Agency theory and board decisions

Agency theory and board decisions

Agency theory refers to the relationship between the principal and the agent in a contract. The agent is acting on behalf of the principal to create a contractual relationship with a third party. At the end of the transaction, the principal is expected to pay a commission to the agent. When the principal expects the agent to go the extra mile such as bearing the burden of debts by the third party, a del credere commission is paid.

The agency theory can also be applied in the relationship between shareholders and directors. Directors act as agents of the shareholders by taking part in business activities. And the investors expect that their investment will be maximized. However, directors want a commission and other rewards for their services. This resulted in agency conflicts.

Agency relationships and the board of directors

The board of directors should make decisions that are in the best interest of the company. As a result, they may seek funds. Funds are provided through shareholders (equity) and bondholders (debt). This leads to a conflict in two relationships. The board and the shareholders are on one end, and the debt holders are on the other. Note that a debtholder is not part of the agency relationships.

Directors and shareholders

A newly founded company is managed by the owners (founders shareholders). As the company grows there is a need to separate ownership from management. As a result, some founders become either the chairman or the CEO of the company. Next, the need for finance will result in having more shareholders. These holders need their wealth to be maximized either by paying dividends/or by an increase in share price.

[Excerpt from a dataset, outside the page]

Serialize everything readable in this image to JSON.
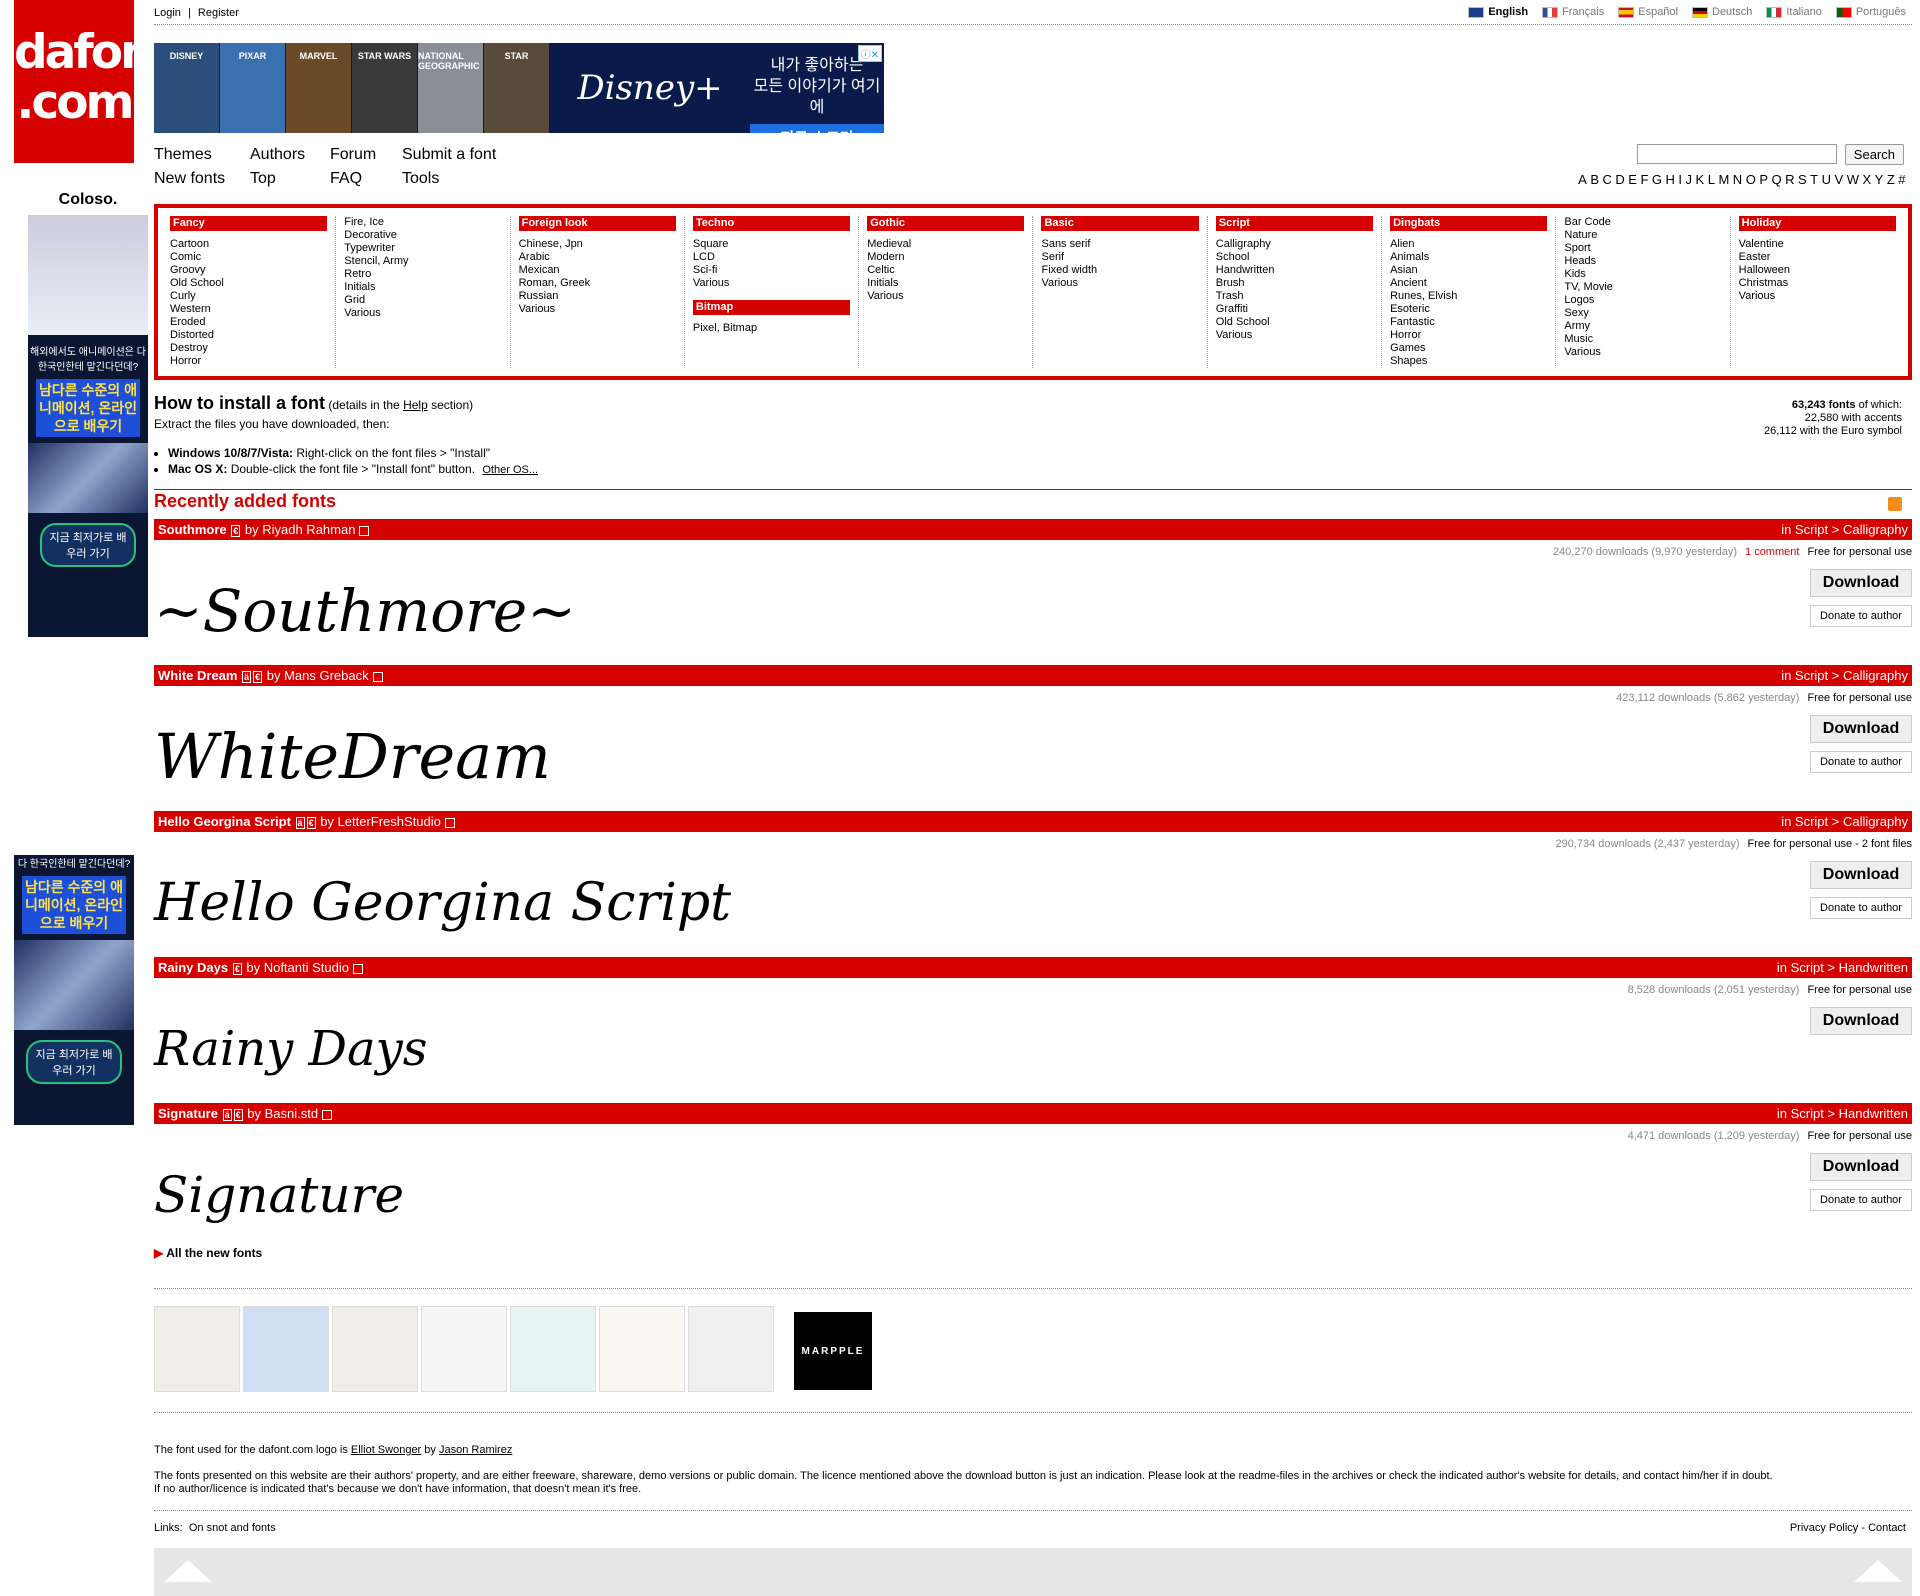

But the directors also want rewards for directing the business. This leads to conflicts. Directors may push for short-term profitability, which may not maximize the shareholders' wealth. To resolve this conflict, executive directors are paid remuneration that is both variable, fixed, and share-based.

Debtholders and directors

In addition to equity finance, directors may seek alternative funds through the debt market. The debtholders want sound use of financial resources by the directors. They will release their fund if they believe that the company can repay the interest and debt sum. For directors, they will also favour debtholders first before shareholders. Failure to pay them on the due date may lead to loss of reputation with shareholders.

How agency theory affects the boardroom

The board of directors is responsible for directing the activities of a company. In doing so they must consider all stakeholders' interests and power. More so, the directors have an agency relationship with their principal, the shareholders. As stated earlier, shareholders' wealth maximisation is an important aspect for the directors.

In making decisions in the boardroom, directors ensure that they consider the shareholders' objectives. Therefore, they will make decisions that have a long-term benefit to the company and its investors. However, shareholders are not the only stakeholders with power and influence. Knowing this, directors will balance the needs of all stakeholders of the company when making decisions.